Atoms: In some Buddhist schools, Kalapa are mentioned. These are indivisible units of matter, which are so small that they cannot be perceived unless one meditates about them. They are akin to elements and believed to make up all of what is there.

The Mu’tazilite school of early Islam posits that god has made the universe of indivisible parts. This religious theory explains that humans’ atomised nature makes them liable to judgement, as it means they themselves can determine actions, instead of being led by God directly.

Black Holes: Black holes, as spaces that devour everything, including light, are likewise not as mysterious as Harari believes.

Tartarus from Greek mythology represents both a god (one of the three primordial gods - the others being Earth and Chaos) and a place. He is the abyss, the punishment that destroys souls.

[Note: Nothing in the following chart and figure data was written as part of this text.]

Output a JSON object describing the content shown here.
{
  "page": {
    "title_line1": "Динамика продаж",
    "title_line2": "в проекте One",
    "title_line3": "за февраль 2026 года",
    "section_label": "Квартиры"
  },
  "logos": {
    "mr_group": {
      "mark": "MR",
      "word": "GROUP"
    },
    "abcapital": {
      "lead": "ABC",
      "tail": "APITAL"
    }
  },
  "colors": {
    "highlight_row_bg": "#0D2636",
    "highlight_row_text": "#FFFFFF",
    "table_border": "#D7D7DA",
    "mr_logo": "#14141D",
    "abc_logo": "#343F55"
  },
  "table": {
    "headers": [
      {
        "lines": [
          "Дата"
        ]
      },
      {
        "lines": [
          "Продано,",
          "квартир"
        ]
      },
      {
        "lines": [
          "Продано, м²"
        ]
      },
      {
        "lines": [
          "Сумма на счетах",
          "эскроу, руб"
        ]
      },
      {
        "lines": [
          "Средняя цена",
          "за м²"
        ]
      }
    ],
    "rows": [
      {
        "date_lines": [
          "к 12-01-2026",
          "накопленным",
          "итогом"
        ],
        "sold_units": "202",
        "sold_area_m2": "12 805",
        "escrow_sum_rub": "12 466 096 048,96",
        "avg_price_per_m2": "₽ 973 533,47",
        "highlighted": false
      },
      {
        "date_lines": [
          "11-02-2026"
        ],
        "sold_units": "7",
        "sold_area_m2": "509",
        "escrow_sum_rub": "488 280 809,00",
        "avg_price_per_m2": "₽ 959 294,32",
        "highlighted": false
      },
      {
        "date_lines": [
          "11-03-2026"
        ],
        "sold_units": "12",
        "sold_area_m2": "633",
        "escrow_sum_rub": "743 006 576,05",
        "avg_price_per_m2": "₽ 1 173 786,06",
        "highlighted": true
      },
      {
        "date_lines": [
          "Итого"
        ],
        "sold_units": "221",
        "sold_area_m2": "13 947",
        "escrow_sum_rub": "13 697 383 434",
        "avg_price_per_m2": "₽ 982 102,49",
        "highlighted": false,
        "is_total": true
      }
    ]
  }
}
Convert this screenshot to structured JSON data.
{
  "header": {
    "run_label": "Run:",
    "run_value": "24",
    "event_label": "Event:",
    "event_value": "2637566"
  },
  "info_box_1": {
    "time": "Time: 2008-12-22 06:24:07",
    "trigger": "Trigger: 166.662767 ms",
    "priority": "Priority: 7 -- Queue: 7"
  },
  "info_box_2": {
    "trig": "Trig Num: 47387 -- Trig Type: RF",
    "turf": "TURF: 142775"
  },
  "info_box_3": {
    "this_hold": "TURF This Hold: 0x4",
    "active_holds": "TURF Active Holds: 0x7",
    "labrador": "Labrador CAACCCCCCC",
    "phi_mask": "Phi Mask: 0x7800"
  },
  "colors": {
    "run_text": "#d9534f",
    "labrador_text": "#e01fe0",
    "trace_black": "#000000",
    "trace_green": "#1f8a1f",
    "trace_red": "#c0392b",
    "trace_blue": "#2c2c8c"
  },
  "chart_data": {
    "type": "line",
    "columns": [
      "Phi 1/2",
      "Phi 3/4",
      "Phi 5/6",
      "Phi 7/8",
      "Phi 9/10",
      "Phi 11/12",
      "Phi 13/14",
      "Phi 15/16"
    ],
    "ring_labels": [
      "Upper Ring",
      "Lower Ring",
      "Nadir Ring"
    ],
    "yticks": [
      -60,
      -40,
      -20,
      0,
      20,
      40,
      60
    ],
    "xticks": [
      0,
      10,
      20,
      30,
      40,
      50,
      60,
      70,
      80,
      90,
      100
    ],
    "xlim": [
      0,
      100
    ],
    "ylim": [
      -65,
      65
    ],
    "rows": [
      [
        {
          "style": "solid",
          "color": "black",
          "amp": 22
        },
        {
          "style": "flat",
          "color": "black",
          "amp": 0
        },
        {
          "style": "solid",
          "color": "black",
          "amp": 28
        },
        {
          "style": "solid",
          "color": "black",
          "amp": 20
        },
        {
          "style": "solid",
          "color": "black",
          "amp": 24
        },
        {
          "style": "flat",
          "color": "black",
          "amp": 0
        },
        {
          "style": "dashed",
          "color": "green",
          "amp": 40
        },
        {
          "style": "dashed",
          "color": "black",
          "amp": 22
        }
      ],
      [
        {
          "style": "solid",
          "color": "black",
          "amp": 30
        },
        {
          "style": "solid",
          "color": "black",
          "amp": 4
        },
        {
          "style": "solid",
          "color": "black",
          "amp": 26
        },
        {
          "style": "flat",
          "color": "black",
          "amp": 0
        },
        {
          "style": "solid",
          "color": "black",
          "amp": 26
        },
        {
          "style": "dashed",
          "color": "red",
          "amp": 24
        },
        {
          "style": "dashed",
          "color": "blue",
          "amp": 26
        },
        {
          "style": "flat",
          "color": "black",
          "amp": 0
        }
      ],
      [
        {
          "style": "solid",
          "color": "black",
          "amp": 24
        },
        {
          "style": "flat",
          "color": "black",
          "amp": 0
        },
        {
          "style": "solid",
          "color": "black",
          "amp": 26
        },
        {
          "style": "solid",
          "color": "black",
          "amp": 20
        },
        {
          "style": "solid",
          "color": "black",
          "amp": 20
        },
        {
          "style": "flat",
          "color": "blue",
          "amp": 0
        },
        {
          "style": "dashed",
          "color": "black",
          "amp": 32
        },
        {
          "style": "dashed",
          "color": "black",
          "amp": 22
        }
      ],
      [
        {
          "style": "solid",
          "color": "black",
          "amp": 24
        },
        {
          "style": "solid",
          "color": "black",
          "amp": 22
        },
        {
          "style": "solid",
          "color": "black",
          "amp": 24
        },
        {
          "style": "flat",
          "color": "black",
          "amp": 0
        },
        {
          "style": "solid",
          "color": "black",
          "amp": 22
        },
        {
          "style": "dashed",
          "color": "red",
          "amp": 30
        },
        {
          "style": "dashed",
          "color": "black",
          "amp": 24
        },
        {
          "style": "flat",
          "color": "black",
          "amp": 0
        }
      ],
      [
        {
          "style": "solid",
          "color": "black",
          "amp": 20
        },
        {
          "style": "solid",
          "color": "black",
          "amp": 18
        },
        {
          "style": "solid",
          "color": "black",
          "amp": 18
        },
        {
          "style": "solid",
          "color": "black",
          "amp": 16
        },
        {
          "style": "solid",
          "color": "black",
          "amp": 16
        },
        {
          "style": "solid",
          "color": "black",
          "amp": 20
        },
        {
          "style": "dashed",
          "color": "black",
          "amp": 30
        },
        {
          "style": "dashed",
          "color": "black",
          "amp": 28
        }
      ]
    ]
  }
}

Tartarus is a black hole, beyond what is known (described as below the underworld), and torturous by its nature.

Vishvarupa is a manifestation of the Hindu god Vishnu. It is the form that has no end and no beginning; it is so vast that it can not be handled by normal people. It is neither good nor bad - it is a black hole containing the entirety of the universe.

Viruses or Bacteria: I give Harari this one. Mythology didn’t really predict either viruses or bacteria, unless one is a bit more metaphorical (the Greek goddess Lyssa is a representation of rabies, and Greek god Proteus tells everyone the future who can capture him - thus, he changes shape to escape, and is used to represent Proteus mirabilis, a bacterium associated with UTIs which changes shape into a different cell type when it encounters solid surfaces).

“Science is far, far more imaginative, far more wild, far more surprising than any mythology that humans ever managed to create.”

Science is wild and surprising. The solutions science has come up with, discarded, and reimagined are fascinating and awesome. But mythology is more than god A and goddess B had a baby, and this one was human. Mythology is the basis for human questions about what the universe is all about, what we and all that is, are made of, where we come from and where we are going. Mythology inquires about the how, the where, the what and the why.

Science, together with its important siblings philosophy and history, refutes, confirms and reshapes those questions.

For a historian and writer on big science, Mr. Harari is curiously unable to draw connections between the before and the after. Sapien he is, Homo Deus? No.